Earlier this month, the group accused Labor Ready of trying to block its organizing efforts, and it filed unfair-labor practice claims with the National Labor Relations Board in Boston.

"At a time when the social safety net has been cut, people are facing the prospect of no income and a day-labor job where people may have their rights violated on a daily basis," says Minsu Longiaru, an attorney for Greater Boston Legal Services, who has interviewed scores of Labor Ready workers who accuse the company of everything from age discrimination to unsafe working conditions. "This isn't a choice they should have to make."
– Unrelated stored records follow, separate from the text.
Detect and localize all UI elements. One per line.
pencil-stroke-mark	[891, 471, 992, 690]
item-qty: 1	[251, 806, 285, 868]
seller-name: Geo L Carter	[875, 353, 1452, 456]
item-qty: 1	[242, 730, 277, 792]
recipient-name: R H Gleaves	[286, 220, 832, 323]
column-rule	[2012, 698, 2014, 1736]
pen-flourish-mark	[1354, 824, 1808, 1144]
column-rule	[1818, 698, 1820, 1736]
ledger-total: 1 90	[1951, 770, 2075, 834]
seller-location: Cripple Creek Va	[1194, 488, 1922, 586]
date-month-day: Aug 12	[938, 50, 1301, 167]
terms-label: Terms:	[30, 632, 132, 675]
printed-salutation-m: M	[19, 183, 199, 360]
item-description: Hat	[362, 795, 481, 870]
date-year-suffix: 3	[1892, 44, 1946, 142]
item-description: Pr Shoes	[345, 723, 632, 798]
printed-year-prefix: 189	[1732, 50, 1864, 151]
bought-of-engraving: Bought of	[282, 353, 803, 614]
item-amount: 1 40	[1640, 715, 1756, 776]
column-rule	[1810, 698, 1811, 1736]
The company says it maintains a "zero-tolerance policy" toward discrimination, makes safety a priority, and does its best to provide its workers with good jobs and competitive compensation. And despite the inevitable predawn race, it insists that workers whose skills fit the job are chosen, not simply those who sign in first.

As far as the cash machines go, company officials argue they're a perk for their employees, who have the option of receiving a check. Though many of the employees need the money as soon as they finish work, often at a time when most banks are closed, the officials say they're charging fees equivalent to what most banks would charge.

To counter the protests, and what they view as a defamatory website, Labor Ready, in December, filed a lawsuit in federal court against the Anti-Displacement Project, charging the group with infringing on its trademark.

"We have a responsibility to our shareholders to defend our brand, and that's all we were doing," says Burke, Labor Ready's spokeswoman. "What we all need to do now is stay focused on finding work for these people. I think everyone can agree on that."